Irving's Queen Esther Review – An Underwhelming Follow-up to His Classic Work
If certain authors have an imperial phase, in which they reach the heights time after time, then American author John Irving’s lasted through a sequence of several substantial, rewarding works, from his 1978 hit His Garp Novel to the 1989 release His Owen Meany Book. These were expansive, witty, warm books, linking protagonists he describes as “misfits” to cultural themes from women's rights to reproductive rights.
Since Owen Meany, it’s been waning results, save in word count. His previous work, 2022’s The Last Chairlift, was 900 pages of themes Irving had delved into better in earlier novels (selective mutism, restricted growth, gender identity), with a lengthy film script in the center to fill it out – as if padding were needed.
So we approach a latest Irving with care but still a small spark of hope, which burns stronger when we discover that Queen Esther – a just four hundred thirty-two pages – “returns to the universe of The Cider House Rules”. That 1985 work is among Irving’s finest novels, set largely in an children's home in Maine's St Cloud’s, operated by Dr Larch and his protege Homer.
Queen Esther is a disappointment from a writer who previously gave such delight
In His Cider House Novel, Irving explored abortion and identity with vibrancy, wit and an total compassion. And it was a important novel because it abandoned the topics that were evolving into repetitive habits in his books: grappling, wild bears, Vienna, the oldest profession.
This book begins in the imaginary community of New Hampshire's Penacook in the early 20th century, where Thomas and Constance Winslow adopt teenage orphan the title character from the orphanage. We are a a number of generations prior to the action of Cider House, yet the doctor stays recognisable: even then addicted to anesthetic, respected by his caregivers, opening every speech with “At St Cloud's...” But his role in Queen Esther is confined to these opening parts.
The family worry about parenting Esther properly: she’s from a Jewish background, and “in what way could they help a teenage Jewish female understand her place?” To address that, we flash forward to Esther’s adulthood in the twenties era. She will be a member of the Jewish emigration to the area, where she will join Haganah, the Zionist armed group whose “goal was to defend Jewish towns from Arab attacks” and which would eventually become the basis of the Israeli Defense Forces.

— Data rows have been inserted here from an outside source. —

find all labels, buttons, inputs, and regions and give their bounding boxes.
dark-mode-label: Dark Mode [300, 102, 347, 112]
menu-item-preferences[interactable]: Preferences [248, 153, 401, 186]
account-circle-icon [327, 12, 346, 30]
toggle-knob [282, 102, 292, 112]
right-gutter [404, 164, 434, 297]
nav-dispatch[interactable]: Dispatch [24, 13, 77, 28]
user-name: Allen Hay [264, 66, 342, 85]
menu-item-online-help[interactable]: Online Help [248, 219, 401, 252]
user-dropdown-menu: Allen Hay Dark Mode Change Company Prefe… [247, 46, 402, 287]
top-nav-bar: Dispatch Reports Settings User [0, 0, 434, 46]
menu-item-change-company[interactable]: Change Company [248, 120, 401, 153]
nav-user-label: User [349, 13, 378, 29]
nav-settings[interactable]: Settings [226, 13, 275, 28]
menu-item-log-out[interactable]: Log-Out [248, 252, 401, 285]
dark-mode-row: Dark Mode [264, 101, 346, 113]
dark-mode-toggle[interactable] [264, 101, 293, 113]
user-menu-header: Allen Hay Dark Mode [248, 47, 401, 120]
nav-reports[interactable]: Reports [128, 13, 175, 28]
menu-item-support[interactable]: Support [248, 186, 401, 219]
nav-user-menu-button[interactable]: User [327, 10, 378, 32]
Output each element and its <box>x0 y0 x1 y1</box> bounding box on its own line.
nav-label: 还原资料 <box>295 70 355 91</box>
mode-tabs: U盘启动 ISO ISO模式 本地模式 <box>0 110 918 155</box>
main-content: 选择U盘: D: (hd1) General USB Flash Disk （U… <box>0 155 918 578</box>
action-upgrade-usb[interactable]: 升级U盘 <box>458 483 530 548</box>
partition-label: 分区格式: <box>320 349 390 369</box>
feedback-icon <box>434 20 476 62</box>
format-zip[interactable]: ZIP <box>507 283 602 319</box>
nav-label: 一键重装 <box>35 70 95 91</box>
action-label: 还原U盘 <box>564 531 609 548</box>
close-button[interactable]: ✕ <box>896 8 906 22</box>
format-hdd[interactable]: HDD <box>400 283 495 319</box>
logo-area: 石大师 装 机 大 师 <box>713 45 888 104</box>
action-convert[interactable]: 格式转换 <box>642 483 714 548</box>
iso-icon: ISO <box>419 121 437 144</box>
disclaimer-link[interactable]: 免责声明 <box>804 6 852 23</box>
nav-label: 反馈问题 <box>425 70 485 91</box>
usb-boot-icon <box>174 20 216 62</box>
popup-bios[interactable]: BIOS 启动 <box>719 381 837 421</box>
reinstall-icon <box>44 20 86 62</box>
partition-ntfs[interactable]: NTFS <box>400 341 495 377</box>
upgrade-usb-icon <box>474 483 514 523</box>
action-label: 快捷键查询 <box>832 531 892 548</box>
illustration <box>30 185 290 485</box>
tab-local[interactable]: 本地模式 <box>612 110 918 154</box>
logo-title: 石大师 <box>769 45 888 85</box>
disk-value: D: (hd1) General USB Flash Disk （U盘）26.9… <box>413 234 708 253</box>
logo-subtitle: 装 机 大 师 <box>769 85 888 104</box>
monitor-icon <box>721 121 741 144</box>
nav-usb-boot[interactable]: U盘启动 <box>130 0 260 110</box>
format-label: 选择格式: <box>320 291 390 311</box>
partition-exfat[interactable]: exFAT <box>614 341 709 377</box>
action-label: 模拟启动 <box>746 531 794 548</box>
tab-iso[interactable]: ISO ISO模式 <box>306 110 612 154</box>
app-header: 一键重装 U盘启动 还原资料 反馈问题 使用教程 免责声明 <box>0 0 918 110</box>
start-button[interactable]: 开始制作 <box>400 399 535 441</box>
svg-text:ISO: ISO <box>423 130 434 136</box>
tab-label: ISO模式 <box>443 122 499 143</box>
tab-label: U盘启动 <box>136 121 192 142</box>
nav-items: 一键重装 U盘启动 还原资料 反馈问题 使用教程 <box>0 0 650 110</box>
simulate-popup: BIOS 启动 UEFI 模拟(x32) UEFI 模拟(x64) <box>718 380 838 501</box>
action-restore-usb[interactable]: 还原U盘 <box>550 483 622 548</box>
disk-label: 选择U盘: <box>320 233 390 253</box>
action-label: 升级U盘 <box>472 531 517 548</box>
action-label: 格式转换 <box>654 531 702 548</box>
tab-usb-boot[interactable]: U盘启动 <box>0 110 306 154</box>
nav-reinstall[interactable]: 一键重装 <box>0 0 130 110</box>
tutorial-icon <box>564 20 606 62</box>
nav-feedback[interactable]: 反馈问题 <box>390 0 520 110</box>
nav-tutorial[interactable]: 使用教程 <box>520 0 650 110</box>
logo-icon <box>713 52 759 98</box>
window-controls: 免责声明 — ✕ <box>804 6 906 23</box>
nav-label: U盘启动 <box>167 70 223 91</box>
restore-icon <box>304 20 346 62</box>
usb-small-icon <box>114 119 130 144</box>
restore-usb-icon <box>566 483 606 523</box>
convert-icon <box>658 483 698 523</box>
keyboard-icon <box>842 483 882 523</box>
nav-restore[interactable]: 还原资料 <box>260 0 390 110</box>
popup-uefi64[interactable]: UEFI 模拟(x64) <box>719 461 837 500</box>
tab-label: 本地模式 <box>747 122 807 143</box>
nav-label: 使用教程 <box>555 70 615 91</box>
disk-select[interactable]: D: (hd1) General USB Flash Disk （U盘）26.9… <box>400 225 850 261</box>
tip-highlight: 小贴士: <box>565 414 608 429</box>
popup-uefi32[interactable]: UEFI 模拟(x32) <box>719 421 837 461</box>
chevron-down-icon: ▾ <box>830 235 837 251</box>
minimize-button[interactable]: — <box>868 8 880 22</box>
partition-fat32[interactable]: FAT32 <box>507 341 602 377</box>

Those are massive subjects to address, but having introduced them, Irving dodges out. Because if it’s disappointing that the novel is hardly about St Cloud’s and Dr Larch, it’s still more disappointing that it’s likewise not really concerning the titular figure. For reasons that must involve story mechanics, Esther turns into a gestational carrier for one more of the family's daughters, and delivers to a male child, the boy, in the early forties – and the lion's share of this story is Jimmy’s narrative.
And at this point is where Irving’s obsessions return strongly, both regular and distinct. Jimmy goes to – naturally – the Austrian capital; there’s talk of dodging the military conscription through bodily injury (Owen Meany); a dog with a significant title (the dog's name, recall the canine from Hotel New Hampshire); as well as wrestling, prostitutes, writers and penises (Irving’s throughout).
The character is a less interesting persona than the heroine promised to be, and the secondary figures, such as pupils the pair, and Jimmy’s tutor Eissler, are one-dimensional also. There are several amusing scenes – Jimmy deflowering; a fight where a few bullies get assaulted with a support and a air pump – but they’re here and gone.
Irving has not ever been a nuanced novelist, but that is is not the difficulty. He has always restated his arguments, telegraphed narrative turns and let them to build up in the reader’s imagination before leading them to resolution in lengthy, jarring, amusing scenes. For case, in Irving’s books, anatomical features tend to be lost: think of the oral part in Garp, the digit in Owen Meany. Those losses resonate through the story. In this novel, a major character suffers the loss of an arm – but we only discover thirty pages the end.
She returns in the final part in the novel, but merely with a last-minute sense of wrapping things up. We do not discover the complete story of her time in Palestine and Israel. Queen Esther is a letdown from a author who in the past gave such joy. That’s the bad news. The good news is that His Classic Novel – I reread it alongside this book – yet remains beautifully, four decades later. So read the earlier work as an alternative: it’s twice as long as this book, but far as great.